By Dan Murphy, Staff writer / February 6, 2012
I spent five years covering the Iraq war, and at the end of it I was not inclined to believe anything official spokesmen had to say about Iraq anymore. I heard denials an insurgency was erupting in 2003, watched President Bush's "mission accomplished" moment after Saddam Hussein was captured, and was earnestly told Iraq's insurgency was on its last legs in 2005.
Again and again, the gap between observed reality and official rhetoric was wider than the ocean. I've only taken one reporting trip to Afghanistan, but follow the story from a distance and know many reporters who have lived there for years. Most of them believe, much as the Baghdad press corps did back in the day, that military spokesmen are running an information operation, not a clearing house for facts and honest opinion.
Now a colonel who just finished his tour in Afghanistan is backing that position up, in some of the most candid and critical comments you'll ever read from a serving officer. Many are certain to disagree with Lt. Col. Daniel L. Davis' conclusions in Truth, lies, and Afghanistan. But his argument against continuing the war there is as straight and clear as a tracer bullet, particularly coming from a serving officer.

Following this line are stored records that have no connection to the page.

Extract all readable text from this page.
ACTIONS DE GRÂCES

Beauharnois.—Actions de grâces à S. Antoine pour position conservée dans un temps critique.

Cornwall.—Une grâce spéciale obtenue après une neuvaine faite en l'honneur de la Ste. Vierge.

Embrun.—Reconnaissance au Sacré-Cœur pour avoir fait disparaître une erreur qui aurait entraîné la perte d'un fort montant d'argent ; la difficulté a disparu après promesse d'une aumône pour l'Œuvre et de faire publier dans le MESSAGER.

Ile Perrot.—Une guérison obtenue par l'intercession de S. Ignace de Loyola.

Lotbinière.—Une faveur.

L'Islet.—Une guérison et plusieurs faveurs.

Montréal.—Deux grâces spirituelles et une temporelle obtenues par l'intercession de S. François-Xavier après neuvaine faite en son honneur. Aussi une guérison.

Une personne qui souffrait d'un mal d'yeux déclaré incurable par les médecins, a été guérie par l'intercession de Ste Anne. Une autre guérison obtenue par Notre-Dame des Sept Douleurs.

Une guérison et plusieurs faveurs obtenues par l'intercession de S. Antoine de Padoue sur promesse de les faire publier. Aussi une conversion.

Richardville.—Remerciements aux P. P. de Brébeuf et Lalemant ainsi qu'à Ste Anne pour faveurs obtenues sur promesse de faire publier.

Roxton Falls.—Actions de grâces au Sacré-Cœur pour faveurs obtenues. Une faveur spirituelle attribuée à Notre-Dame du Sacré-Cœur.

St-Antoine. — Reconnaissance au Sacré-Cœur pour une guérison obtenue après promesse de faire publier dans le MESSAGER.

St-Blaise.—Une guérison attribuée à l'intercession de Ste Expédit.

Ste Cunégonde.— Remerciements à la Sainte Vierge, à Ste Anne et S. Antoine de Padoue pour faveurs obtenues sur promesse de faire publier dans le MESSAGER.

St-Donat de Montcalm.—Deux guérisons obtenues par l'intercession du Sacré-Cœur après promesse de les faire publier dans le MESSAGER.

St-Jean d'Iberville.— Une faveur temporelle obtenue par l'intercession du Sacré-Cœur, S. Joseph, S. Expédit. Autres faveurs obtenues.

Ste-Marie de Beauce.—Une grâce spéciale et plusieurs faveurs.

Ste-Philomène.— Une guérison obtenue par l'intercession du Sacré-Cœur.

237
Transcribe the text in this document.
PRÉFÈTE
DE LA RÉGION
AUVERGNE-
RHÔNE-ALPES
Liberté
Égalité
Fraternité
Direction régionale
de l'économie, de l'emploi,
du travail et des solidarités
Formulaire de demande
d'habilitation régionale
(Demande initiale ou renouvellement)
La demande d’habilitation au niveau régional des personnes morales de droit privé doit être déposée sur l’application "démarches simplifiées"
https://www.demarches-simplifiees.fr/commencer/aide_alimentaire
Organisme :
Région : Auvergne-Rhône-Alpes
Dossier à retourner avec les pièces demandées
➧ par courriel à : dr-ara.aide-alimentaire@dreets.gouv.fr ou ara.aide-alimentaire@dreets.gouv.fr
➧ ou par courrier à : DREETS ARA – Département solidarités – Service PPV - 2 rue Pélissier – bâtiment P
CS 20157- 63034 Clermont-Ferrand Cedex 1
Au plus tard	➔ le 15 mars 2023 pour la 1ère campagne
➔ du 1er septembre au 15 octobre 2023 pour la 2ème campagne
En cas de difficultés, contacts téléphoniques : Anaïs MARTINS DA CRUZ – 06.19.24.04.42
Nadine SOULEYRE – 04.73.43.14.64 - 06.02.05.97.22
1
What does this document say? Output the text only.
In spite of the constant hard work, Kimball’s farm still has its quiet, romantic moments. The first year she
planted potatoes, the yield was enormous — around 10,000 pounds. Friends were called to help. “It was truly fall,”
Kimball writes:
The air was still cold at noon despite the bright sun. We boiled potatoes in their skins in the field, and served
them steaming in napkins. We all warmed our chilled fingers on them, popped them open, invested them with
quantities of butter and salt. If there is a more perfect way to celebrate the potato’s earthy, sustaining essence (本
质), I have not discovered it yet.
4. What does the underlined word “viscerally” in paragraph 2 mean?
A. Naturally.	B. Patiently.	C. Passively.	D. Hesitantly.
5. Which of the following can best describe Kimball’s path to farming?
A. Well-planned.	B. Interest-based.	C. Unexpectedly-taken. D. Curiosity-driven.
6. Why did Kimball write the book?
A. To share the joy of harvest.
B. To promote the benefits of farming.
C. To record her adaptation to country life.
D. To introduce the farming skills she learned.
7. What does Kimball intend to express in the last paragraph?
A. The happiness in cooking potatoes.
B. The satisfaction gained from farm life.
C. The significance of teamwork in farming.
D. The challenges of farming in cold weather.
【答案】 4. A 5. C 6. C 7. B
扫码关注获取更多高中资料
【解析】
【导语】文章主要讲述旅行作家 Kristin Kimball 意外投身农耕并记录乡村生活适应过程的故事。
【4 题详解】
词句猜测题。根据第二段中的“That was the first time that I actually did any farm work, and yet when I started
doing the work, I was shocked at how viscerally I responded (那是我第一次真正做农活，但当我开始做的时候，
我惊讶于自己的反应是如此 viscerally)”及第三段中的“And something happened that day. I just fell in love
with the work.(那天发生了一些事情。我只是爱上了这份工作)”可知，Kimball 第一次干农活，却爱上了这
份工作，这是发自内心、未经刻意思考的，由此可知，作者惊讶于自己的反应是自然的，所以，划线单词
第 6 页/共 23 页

Davis spent most of last year in Afghanistan working with the Army's Rapid Equipping Force, a job he says took him "into every significant area where our soldiers engage the enemy. Over the course of 12 months, I covered more than 9,000 miles and talked, traveled and patrolled with troops in Kandahar, Kunar, Ghazni,Khost, Paktika, Kunduz, Balkh, Nangarhar and other provinces. What I saw bore no resemblance to rosy official statements by U.S. military leaders about conditions on the ground."
He writes: "I witnessed the absence of success on virtually every level." He also reports low moral among soldiers, doubtful the risks they're taking are doing much good, and incidents of Afghan soldiers trained and equipped by the US working with the Taliban.